Antidepresan ilaçların uzun dönemli kullanımı serotonin bağımlılığına neden olabilmektedir. Antidepresanları düzenli olarak kullanmak iyi hissetmeye yardımcı olur. Ancak bazı durumlarda kişiler bununla yetinmez ve kendini iyi hissedebilmek için diğer maddeler kullanma ihtiyacı hissederler. Ekstazi kullanımı buna örnek olarak verilebilir. Bu durumda serotonin miktarını dengelemek için uzun bir tedavi gerekir. Ancak tedaviye başlamadan önce kişinin kendindeki durumu kabul etmesi gerekmektedir. Kişi, tedaviyi kabul ettikten sonra doktor gözetiminde uygulanacak olan tedavi ile serotonin miktarı dengelenmeye başlar ve kişi eski sağlığına geri kavuşabilir.

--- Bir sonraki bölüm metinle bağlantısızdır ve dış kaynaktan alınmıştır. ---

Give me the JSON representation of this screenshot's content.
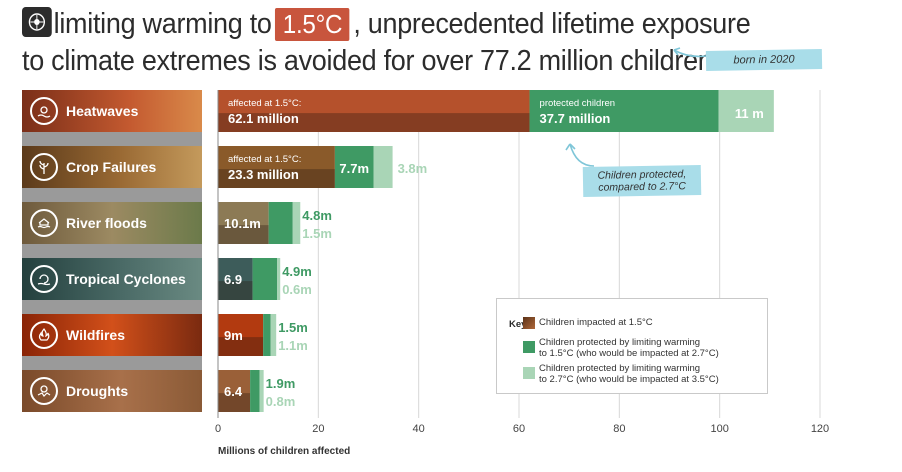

Serotonin eksikliği tedavisinde, genellikle hormonun salınımını artıracak antidepresan ilaçlar tercih edilir. Bunlar selektif serotonin geri alım inhibitörü olarak isimlendirilen SSRI ilaçlardır. Serotonin ilacı olarak tedavide en çok kullanılan ilaçlar arasında; Prozac, Zoloft, Paxil ve Celexa sayılabilir. Bu ilaçların kullanımı sonrasında vücutta serotonin emilimi engellenir ve böylece hormonun salgılanma miktarı artmaya başlar. Bu tür ilaçlar doktor reçete etmediği sürece kullanılmaması önem taşır. Çünkü hepsinin birtakım yan etkileri bulunmaktadır. Mide bulantısı, sersemlik, kilo alımı, kabızlık, ishal ve cinsel isteksizlik bunların en yaygın olanlarıdır. Işık terapisi ise bir diğer tedavi yöntemidir. Güneş ışınlarına yeterli ölçüde maruz kalmak, serotonin hormonunun artmasına yardımcı olur. Bununla birlikte D vitaminin depresyonu önlediği de bilinmektedir.